Obama and Romney get back to campaigning

President Obama greets VFW Commander Richard L. DeNoyer after speaking Mondayat the Veterans of Foreign Wars convention in Reno, Nev. At right, Mitt Romney attendsa small-business event in Costa Mesa, Calif., at Endural, a container maker.
President Obama greets VFW Commander Richard L. DeNoyer after speaking Mondayat the Veterans of Foreign Wars convention in Reno, Nev. At right, Mitt Romney attendsa small-business event in Costa Mesa, Calif., at Endural, a container maker. (SUSAN WALSH / AP)

Both sides took time off out of respect for the Colo. victims. Now the jabbing and fund-raising have resumed.

Posted: July 25, 2012

RENO, Nev. - Their goodwill moment gone, President Obama and Mitt Romney plunged back into their acrimonious political campaign Monday, with Obama doubting Romney's readiness to be commander in chief and Romney accusing the president's team of offering "almost all attack ads."

Days after the Colorado movie massacre brought reflection and talk of national unity from both camps, the fight was on again.

Foreign affairs made a rare move to the fore as Republican Romney, the former Massachusetts governor, readied for a trip overseas. Obama, meanwhile, told a military audience that he was the only one in the race with a record, not just words, on international matters as he sought to undercut Romney's travels before they began.

Both men are trying to gain the military vote. In the 2008 election, 54 percent of those who said they had served in the military voted for Sen. John McCain, himself a veteran, to 44 percent for Obama, according to exit polls.

More broadly, both sides ended what had been a weekend of political truce in deference to grieving families and victims of the shooting. Obama and Romney returned to raising millions of dollars and taking jabs at each other over jobs, leadership, and security.

A positive campaign "really would be nice," Romney said even as he declared that sentiment over in an interview with CNBC. He blamed Obama for the tenor.

Obama told the Veterans of Foreign Wars he has kept his promises to end the war in Iraq, wind down the conflict in Afghanistan, and go after al-Qaeda leader Osama bin Laden wherever he was hiding. The terrorist mastermind was killed in a raid on Obama's orders.

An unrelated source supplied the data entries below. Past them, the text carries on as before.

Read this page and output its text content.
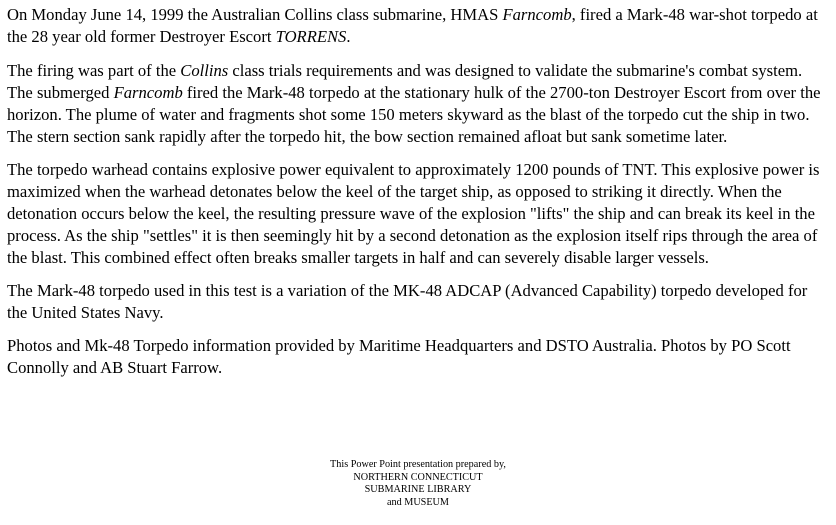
On Monday June 14, 1999 the Australian Collins class submarine, HMAS Farncomb, fired a Mark-48 war-shot torpedo at the 28 year old former Destroyer Escort TORRENS.

The firing was part of the Collins class trials requirements and was designed to validate the submarine's combat system. The submerged Farncomb fired the Mark-48 torpedo at the stationary hulk of the 2700-ton Destroyer Escort from over the horizon. The plume of water and fragments shot some 150 meters skyward as the blast of the torpedo cut the ship in two. The stern section sank rapidly after the torpedo hit, the bow section remained afloat but sank sometime later.

The torpedo warhead contains explosive power equivalent to approximately 1200 pounds of TNT. This explosive power is maximized when the warhead detonates below the keel of the target ship, as opposed to striking it directly. When the detonation occurs below the keel, the resulting pressure wave of the explosion "lifts" the ship and can break its keel in the process. As the ship "settles" it is then seemingly hit by a second detonation as the explosion itself rips through the area of the blast. This combined effect often breaks smaller targets in half and can severely disable larger vessels.

The Mark-48 torpedo used in this test is a variation of the MK-48 ADCAP (Advanced Capability) torpedo developed for the United States Navy.

Photos and Mk-48 Torpedo information provided by Maritime Headquarters and DSTO Australia. Photos by PO Scott Connolly and AB Stuart Farrow.

This Power Point presentation prepared by,
NORTHERN CONNECTICUT
SUBMARINE LIBRARY
and MUSEUM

In every example, Obama poked at Romney without naming him. On Iraq, Obama suggested Romney would have kept forces in the war zone indefinitely. "When you're commander in chief, you owe the troops a plan," Obama said. On Afghanistan, Obama needled Romney for opposing the 2014 timeline for ending the war. "That's not a plan for America's security," he said.

Romney was to get his say before the VFW, too, on Tuesday before setting out for Britain, Israel, and Poland.

Trying to set the expectations for the opponent, Obama campaign officials challenged Romney to offer clear policy ideas during his trip. Romney's travels will be viewed as a measure of how well he can stand up on the world stage. Obama took an even broader trip as a candidate in 2008.

Four years later, Obama said Monday: "We're leading around the world. There's more confidence in our leadership. We see it everywhere we go."

A Romney spokesman, Ryan Williams, countered that Obama had "diminished our moral authority" in the world.

Still in the shadow of the Colorado rampage, both campaigns weighed how to calibrate their tones, and both were keeping their largely negative television ads off the air in Colorado.

Obama spokeswoman Jen Psaki said the president was moved by his visits Sunday with survivors and family members of the victims of Friday's mass shooting outside Denver. Still, she said: "We've got a long way to go. . . . [Obama] knows that he needs to make sure people know what's at stake."

Romney noted that Obama aide David Axelrod had begun the day reminding via Twitter of the campaign's request to see more of Romney's tax returns. "I haven't seen the healthy, important debate coming from the president's team," Romney said. "It's been almost all attack ads on all sorts of peripheral issues."

Romney himself was back at the rhetorical attack, telling donors in California that Obama was "out of ideas and out of excuses."